When your pan is hot and your backstrap is cut to size, put it in the pan. Stir it around to get it a little cooked on all sides. Not letting it sit in one space for too long will keep it from overcooking.
The Secret To Better Bambi Backstrap
Most people overcook the hell out of venison unless they cook it in a crock pot. That’s because they treat it like beef.
I get it, I do. They’re both red, easy mistake to make. Trust me, they’re different meats.
Beef has lots of fat in it. That’s because all cows do is stand in one place and eat every day until they die. Deer are beautiful, majestic, incredible creatures and they don’t play that bullshit.
They’re too smart to let you walk up and shoot them in the head like cows in a slaughterhouse. Deer are also too smart to let you walk up and inject them with a syringe full of who-the-hell-knows-what.
Add it all up and the smart buck is much, much leaner than the stupid cow.
The comparison reminds me of a lot of people I know, actually. Funny thing about nature right there.
Beef and Venison cook differently because venison doesn’t have much fat in it. Backstrap has basically none. You have to add fat to it.
The final secret is to not cook it too long. The only reason to cook it at all is to make it easier for you to digest it.

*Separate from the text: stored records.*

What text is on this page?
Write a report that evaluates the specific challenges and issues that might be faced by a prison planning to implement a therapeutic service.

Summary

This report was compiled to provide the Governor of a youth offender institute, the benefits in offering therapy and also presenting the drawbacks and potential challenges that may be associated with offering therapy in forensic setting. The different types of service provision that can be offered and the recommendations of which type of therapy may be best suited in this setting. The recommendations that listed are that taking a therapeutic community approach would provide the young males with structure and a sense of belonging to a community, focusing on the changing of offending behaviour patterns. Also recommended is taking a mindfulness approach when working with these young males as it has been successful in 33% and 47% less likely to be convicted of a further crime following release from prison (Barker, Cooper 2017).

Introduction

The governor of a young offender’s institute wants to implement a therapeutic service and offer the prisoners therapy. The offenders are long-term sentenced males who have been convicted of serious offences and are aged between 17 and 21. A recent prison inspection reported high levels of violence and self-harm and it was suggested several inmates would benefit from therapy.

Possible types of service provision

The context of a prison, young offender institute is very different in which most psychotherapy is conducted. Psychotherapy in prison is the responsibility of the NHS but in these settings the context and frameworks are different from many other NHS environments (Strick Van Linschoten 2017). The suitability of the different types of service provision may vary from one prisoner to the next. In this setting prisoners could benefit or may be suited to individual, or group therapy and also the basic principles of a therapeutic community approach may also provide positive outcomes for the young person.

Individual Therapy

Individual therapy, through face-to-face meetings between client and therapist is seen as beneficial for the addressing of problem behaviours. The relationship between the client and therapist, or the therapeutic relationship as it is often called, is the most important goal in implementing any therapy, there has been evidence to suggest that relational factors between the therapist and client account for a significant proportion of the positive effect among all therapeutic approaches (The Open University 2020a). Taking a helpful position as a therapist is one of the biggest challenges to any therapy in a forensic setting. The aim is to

You also don’t want to overcook it – driving all the moisture out of it. That’s why we say no to seasonings and spices. Even spices that don’t draw out the moisture the way salt does will still burn into the meat while it cooks. Skip them.
You should find yourself with a plate like the one pictured below. That’s a complete meal, right there.
Better Bambi Backstrap and a tall glass of water. Everything you need and nothing you don’t.
I hope you enjoy yours as much as I’m enjoying mine.